Si nos acercamos a épocas más recientes de nuestro entorno más cercano, podemos comprobar que los años de vacas gordas y ayudas europeas significaron un despegue de las obras públicas con suerte notoriamente dispar. Así, tenemos la posibilidad de disfrutar de grandes propuestas arquitectónicas que han cosechado un éxito indiscutible (por ejemplo, la reforma global de la Barcelona olímpica, o el económica y culturalmente fructífero museo Guggenheim de Bilbao) junto con una interminable lista de chapuzas vergonzantes y delirios insostenibles que marcarán a sus responsables como los mayores dilapidadores de nuestra historia reciente: pensemos en los aeropuertos fantasma repartidos por toda nuestra geografía (Castellón, Ciudad Real, Lleida, Huesca…), el faraónico nuevo ayuntamiento de Madrid en el Palacio de Comunicaciones, las incontables edificaciones inútiles de la Expo de Sevilla, las absurdas líneas de alta velocidad entre Villarriba y Villabajo, el desértico estadio olímpico de Sevilla, el fiasco de Terra Mítica (y tan mítica), etc.

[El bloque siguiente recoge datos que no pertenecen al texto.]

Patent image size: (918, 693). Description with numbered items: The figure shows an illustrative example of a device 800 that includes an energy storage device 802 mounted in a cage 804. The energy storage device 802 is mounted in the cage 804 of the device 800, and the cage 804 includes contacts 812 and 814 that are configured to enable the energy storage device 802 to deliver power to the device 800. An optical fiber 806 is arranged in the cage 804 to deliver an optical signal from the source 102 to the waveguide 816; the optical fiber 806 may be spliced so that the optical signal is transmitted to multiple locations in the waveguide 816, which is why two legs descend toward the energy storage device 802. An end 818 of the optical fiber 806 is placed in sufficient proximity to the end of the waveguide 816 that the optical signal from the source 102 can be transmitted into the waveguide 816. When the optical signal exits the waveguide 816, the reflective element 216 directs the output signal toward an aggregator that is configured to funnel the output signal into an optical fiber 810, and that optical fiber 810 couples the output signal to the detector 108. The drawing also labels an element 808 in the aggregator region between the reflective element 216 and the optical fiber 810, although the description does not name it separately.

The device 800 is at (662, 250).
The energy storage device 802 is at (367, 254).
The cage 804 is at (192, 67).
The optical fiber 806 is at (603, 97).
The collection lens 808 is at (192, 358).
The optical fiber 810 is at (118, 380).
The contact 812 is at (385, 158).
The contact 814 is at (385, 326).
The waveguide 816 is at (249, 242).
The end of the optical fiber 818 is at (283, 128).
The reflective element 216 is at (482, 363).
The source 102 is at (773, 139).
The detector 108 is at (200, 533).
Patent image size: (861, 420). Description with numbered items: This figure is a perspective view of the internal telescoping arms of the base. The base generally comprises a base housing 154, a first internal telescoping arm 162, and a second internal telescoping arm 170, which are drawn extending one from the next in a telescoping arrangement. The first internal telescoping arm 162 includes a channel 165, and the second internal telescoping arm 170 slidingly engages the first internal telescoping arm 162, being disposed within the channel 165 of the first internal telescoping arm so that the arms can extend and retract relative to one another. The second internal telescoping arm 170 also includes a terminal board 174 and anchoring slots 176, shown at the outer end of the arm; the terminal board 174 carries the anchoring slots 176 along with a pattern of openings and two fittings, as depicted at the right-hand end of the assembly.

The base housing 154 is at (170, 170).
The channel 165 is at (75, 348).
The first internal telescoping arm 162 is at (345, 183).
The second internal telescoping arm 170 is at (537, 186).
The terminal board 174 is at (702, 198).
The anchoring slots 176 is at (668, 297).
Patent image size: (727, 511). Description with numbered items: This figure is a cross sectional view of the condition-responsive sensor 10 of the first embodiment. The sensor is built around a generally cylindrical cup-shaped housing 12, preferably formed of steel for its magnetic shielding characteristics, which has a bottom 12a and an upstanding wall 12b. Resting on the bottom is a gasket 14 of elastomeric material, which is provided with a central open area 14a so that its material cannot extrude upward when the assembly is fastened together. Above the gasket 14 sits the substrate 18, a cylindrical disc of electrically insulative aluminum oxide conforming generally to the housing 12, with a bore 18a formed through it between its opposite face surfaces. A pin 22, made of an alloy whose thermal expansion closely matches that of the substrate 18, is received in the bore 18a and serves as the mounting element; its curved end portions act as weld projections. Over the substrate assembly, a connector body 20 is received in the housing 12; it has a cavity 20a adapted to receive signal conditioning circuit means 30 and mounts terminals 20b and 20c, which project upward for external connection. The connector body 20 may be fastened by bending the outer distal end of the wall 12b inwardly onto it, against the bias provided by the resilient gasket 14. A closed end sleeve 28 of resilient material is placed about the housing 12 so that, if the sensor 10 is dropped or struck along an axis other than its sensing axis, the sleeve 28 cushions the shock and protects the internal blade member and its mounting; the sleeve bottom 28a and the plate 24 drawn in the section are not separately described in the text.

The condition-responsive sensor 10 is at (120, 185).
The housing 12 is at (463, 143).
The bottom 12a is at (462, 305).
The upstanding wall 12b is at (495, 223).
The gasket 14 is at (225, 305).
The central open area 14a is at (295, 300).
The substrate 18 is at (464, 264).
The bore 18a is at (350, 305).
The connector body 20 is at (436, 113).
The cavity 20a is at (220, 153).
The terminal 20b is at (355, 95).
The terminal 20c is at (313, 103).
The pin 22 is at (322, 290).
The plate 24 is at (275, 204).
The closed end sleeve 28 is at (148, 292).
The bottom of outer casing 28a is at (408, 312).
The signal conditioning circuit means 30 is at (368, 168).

Pero siempre existe la excepción que confirma la regla, y en Tarragona llevamos bastantes años bajo el mando de diferentes dirigentes locales y autonómicos que parecen encontrarle más gusto a derribar que a construir. No tengo nada en contra de demoler aquellas edificaciones que pierdan su sentido o amenacen con derrumbarse: simplemente me llama la atención esta excepcionalidad histórica que provoca en nuestros mandatarios una curiosa excitación ante la mera visión de un martillo neumático, mientras parecen no encontrarle el punto a eso de plantear una alternativa para el solar resultante. Parece que la nueva cocina ha conseguido contagiar a nuestros políticos la pasión por la deconstrucción.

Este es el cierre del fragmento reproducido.